Perfect clones. Perfect tempering with no streaks

Then I started coating other caramels wtihout as much attention and when I was finished looked over to my Fran clones. There, on every single one of them was a tiny extruded blob of caramel.

Pop Poop!! Again.

Does anyone know why this is happening to me? Am I just cursed? Is there a temperature delta between coating and coatee that I am unaware of???

Added PS: I just realized my granite countertop is cold. Really cold. But the caramels weren't sitting on it...they were on a Silpat which was on a cookie sheet. I'll have to check the temp with my ThermaPen.

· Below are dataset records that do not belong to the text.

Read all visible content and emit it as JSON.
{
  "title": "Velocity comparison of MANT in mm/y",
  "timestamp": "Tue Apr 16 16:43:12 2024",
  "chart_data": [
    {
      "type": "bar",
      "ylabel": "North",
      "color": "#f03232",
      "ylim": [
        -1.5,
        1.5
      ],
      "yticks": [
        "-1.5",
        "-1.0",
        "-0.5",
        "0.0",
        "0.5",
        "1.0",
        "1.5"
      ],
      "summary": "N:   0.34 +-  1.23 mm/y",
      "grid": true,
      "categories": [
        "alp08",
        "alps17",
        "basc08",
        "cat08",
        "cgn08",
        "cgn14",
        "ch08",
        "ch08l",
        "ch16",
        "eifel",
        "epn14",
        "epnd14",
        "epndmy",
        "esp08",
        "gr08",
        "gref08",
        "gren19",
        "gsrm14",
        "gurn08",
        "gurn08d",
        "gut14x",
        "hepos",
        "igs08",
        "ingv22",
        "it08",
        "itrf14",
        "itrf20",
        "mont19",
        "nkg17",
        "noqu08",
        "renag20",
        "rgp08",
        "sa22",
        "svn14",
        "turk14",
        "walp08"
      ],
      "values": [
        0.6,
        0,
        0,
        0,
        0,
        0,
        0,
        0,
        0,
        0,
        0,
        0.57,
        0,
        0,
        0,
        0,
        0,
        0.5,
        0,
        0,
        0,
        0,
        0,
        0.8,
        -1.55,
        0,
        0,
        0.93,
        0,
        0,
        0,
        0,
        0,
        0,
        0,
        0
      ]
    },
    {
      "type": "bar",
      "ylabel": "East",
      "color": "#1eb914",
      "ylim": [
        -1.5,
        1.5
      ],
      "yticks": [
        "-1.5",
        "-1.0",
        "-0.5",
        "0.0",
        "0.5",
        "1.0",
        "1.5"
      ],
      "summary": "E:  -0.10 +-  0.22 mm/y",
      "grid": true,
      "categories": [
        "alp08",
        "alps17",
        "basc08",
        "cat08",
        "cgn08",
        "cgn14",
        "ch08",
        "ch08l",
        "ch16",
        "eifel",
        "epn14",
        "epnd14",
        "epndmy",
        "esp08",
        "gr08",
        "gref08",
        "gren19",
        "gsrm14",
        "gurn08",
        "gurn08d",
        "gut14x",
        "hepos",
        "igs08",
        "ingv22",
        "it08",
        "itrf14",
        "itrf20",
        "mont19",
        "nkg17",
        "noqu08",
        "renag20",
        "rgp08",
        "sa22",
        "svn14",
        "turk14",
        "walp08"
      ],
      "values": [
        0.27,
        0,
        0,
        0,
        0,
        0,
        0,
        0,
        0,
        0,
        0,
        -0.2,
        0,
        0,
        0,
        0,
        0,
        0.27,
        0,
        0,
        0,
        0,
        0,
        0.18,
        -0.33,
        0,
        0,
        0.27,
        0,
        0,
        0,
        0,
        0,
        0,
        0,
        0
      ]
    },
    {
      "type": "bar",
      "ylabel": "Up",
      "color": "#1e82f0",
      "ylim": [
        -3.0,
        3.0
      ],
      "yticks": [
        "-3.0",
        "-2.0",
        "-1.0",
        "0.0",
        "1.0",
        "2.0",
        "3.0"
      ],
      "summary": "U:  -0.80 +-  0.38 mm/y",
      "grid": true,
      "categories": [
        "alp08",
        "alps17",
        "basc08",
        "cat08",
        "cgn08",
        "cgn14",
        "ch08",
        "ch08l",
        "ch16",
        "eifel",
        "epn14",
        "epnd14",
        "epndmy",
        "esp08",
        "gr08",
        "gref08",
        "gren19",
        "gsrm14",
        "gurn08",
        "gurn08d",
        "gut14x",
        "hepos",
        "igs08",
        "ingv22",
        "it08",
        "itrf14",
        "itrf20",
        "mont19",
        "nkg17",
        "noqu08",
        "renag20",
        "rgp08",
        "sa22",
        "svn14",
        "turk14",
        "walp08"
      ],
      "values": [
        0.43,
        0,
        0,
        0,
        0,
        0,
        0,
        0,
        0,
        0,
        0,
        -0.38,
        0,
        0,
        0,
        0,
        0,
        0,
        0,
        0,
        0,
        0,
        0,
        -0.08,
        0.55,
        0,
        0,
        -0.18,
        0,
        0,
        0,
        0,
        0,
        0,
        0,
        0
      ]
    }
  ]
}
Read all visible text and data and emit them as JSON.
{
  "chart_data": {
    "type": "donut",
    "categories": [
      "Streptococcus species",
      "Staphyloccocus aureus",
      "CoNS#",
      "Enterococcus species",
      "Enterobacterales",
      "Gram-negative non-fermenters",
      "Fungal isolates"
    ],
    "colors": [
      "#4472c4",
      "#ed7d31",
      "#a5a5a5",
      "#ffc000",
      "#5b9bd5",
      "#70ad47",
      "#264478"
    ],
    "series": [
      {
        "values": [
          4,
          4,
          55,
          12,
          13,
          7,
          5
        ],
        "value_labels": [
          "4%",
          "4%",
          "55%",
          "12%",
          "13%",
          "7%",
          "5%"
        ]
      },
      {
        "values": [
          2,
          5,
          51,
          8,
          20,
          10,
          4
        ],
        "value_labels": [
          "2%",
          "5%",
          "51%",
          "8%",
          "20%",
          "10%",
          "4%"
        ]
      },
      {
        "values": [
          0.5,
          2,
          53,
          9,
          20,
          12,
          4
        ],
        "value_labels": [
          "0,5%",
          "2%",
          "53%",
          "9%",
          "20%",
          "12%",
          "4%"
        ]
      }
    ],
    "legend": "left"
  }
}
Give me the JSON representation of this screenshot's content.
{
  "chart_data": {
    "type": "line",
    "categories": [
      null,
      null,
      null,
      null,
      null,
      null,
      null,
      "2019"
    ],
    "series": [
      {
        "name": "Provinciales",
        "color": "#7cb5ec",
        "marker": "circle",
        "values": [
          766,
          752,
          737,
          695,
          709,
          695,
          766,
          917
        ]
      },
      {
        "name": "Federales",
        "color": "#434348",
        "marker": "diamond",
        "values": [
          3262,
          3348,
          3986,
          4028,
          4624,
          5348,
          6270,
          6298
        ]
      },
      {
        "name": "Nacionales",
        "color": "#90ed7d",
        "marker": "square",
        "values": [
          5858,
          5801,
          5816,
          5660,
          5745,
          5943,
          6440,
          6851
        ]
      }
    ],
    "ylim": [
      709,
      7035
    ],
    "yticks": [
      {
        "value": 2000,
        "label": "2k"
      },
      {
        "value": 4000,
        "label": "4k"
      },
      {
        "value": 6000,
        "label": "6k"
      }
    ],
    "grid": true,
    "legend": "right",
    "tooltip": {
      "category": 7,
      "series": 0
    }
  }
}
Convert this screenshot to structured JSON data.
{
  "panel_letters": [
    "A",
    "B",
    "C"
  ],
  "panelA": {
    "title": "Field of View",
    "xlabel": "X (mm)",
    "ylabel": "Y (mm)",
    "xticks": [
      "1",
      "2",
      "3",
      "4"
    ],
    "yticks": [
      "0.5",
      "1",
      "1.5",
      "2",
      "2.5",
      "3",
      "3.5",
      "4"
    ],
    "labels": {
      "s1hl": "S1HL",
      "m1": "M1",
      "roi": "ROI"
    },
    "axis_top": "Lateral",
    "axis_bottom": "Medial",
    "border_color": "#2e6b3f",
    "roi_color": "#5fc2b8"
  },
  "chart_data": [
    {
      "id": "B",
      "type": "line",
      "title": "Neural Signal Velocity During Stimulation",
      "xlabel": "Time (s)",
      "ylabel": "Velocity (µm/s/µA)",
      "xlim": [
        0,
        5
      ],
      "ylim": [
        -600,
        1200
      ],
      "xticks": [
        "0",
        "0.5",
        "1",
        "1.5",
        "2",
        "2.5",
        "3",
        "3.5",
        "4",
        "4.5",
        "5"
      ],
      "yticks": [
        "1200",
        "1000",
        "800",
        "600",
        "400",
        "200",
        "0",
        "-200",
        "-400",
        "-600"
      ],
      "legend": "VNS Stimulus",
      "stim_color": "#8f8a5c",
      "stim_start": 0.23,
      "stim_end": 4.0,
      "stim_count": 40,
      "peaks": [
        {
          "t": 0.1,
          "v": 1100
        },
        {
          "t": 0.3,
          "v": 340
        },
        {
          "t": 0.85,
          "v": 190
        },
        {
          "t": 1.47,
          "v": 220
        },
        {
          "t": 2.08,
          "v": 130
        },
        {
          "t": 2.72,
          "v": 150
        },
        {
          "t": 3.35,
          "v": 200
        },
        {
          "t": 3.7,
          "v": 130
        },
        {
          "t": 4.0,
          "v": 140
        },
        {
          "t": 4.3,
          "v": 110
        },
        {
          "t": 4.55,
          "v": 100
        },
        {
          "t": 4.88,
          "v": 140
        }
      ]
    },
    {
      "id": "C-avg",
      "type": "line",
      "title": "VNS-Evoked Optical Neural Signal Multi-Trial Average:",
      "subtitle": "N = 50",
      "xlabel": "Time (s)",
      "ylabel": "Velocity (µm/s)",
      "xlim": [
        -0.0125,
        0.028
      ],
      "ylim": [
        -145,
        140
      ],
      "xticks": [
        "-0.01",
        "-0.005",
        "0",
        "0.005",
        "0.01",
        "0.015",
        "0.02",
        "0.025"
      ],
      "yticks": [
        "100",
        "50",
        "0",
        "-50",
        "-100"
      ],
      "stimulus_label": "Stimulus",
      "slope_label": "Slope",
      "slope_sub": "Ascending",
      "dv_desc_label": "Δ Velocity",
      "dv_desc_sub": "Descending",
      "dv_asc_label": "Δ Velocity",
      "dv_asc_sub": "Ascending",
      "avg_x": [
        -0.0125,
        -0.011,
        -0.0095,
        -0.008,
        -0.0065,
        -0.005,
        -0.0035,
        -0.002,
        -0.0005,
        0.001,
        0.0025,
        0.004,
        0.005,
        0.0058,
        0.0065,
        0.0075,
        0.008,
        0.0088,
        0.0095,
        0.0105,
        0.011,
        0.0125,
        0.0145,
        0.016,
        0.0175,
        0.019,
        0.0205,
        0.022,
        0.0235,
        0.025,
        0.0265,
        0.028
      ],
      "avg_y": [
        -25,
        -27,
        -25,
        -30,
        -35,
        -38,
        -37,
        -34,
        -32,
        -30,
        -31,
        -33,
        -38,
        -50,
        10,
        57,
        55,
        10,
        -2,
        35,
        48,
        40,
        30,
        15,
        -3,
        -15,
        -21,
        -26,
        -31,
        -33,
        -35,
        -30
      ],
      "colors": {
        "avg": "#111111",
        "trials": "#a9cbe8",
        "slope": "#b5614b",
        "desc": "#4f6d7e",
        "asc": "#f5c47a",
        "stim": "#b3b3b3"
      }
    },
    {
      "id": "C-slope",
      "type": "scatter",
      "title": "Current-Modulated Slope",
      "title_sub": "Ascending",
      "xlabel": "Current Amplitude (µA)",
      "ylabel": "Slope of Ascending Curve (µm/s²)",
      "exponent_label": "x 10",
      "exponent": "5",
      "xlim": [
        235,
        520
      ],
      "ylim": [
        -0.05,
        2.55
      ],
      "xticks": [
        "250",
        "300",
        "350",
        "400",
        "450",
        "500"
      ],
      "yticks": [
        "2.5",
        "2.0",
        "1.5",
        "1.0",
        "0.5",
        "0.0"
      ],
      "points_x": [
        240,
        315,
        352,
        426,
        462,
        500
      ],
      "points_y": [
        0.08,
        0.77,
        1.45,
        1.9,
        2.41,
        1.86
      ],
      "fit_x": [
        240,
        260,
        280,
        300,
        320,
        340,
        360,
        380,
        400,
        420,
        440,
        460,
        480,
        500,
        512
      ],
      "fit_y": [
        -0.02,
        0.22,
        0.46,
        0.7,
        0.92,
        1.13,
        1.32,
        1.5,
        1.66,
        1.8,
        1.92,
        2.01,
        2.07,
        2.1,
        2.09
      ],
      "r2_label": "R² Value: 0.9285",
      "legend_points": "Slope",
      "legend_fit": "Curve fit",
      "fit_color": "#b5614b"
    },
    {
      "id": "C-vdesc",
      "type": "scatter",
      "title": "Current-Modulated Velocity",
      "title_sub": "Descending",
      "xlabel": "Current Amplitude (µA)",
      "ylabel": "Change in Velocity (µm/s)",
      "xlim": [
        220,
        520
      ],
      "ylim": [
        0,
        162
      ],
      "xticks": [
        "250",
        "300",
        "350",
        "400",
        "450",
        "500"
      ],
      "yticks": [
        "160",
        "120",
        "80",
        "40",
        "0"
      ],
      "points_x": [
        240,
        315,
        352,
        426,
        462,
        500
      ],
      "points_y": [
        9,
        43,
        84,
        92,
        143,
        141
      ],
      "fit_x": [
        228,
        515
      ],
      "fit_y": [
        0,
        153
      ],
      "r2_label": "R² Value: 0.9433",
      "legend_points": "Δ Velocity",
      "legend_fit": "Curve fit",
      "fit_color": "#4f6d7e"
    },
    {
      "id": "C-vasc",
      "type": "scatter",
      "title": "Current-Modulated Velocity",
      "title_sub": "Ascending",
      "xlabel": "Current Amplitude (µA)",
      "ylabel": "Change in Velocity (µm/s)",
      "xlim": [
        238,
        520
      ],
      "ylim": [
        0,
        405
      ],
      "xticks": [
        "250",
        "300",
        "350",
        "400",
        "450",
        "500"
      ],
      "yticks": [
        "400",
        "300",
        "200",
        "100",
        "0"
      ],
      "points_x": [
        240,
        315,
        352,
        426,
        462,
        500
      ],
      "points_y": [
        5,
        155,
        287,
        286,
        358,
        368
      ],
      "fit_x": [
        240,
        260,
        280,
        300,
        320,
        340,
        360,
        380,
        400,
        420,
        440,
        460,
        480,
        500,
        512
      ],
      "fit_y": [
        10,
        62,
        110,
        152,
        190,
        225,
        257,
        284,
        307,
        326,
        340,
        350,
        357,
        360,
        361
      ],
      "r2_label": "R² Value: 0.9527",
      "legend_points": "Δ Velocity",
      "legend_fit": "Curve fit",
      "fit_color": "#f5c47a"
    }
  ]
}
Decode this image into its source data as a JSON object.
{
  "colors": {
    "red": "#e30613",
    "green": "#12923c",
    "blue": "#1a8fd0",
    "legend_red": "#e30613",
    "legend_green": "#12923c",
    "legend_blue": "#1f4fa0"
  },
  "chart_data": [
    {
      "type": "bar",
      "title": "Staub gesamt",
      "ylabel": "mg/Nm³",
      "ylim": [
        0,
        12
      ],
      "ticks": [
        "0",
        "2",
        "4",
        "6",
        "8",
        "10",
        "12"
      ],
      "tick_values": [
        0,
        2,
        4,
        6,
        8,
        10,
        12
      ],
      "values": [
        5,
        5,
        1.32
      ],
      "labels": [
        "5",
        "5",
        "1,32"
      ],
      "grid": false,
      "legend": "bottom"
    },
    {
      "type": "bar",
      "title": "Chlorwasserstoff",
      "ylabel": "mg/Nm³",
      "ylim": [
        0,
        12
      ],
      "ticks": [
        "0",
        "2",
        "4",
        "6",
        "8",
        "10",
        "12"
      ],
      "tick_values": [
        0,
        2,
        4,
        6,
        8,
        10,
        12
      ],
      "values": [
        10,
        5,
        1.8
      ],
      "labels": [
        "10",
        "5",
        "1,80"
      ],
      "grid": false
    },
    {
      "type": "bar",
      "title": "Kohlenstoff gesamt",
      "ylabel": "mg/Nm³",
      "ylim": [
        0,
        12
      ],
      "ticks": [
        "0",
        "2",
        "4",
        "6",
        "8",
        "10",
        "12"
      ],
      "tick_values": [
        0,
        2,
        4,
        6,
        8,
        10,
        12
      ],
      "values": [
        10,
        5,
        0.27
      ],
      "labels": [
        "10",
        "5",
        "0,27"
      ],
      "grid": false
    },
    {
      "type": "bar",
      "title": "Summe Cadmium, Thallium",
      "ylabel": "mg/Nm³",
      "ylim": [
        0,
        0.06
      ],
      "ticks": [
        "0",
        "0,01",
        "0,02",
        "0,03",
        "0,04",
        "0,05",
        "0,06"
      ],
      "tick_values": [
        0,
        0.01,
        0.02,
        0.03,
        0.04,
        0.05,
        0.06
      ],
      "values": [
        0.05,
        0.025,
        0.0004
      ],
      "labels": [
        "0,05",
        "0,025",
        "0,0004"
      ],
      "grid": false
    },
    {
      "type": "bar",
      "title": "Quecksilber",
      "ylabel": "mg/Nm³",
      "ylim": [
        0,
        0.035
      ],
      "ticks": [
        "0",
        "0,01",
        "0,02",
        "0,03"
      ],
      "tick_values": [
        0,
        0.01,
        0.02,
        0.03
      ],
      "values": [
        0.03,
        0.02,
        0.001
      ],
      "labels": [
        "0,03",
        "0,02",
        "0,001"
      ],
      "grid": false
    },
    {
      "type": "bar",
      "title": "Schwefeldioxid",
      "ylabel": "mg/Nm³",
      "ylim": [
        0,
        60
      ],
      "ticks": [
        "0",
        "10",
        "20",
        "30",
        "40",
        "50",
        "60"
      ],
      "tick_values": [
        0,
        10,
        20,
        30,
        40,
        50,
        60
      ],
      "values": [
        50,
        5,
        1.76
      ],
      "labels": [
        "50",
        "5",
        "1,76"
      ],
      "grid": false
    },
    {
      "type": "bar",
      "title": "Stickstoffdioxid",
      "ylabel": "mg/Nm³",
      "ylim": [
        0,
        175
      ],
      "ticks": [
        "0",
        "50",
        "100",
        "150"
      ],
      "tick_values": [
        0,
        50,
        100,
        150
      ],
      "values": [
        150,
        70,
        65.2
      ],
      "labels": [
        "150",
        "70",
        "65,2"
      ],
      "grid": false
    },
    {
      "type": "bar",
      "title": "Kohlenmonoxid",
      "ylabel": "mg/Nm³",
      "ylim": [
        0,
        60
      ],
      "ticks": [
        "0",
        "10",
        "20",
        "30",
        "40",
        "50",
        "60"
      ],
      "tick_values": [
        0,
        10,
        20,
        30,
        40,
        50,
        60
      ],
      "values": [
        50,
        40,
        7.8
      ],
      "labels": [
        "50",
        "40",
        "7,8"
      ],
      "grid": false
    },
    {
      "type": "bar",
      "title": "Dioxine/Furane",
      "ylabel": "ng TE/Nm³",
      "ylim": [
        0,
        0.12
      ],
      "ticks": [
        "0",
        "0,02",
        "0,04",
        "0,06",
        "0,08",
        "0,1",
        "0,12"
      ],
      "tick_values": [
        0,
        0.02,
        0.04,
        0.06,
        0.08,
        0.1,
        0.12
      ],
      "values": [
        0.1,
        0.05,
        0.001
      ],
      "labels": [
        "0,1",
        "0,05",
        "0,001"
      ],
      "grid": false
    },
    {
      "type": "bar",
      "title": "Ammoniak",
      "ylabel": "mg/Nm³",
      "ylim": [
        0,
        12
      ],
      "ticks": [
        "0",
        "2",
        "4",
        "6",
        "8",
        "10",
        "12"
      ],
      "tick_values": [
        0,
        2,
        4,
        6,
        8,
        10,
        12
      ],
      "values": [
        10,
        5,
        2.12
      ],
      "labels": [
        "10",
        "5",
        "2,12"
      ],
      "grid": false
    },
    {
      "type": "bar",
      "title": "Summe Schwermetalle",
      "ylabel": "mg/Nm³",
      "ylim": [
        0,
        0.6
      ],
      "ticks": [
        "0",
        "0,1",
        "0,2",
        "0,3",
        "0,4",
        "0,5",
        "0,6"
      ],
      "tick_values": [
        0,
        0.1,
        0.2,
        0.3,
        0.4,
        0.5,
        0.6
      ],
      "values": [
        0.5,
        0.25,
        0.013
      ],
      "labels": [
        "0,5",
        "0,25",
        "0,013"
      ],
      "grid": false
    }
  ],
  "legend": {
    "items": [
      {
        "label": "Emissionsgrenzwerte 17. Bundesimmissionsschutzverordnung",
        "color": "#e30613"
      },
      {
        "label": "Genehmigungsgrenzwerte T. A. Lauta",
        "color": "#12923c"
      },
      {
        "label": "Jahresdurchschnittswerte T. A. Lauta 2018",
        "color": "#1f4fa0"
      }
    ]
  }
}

Candy should NOT BE THIS DIFFICULT.

 
I read a little bit about this, mainl because I am a candy novice and have mixed

success with candy endeavors.

Two things I read that I wonder about possibly affecting your results - the first is the temperature difference between your "room temp" 69 degree caramels meeting the tempered chocolate. If your marble countertop cooled the caramels more than room temp, that might be the issue.

Also - when you dipped them, did you single or double dip? I read that in the case of weeping caramels, it is best to double dip each piece before the chocolate crystallizes and sett, it minimizes the setting too quickly and cracking.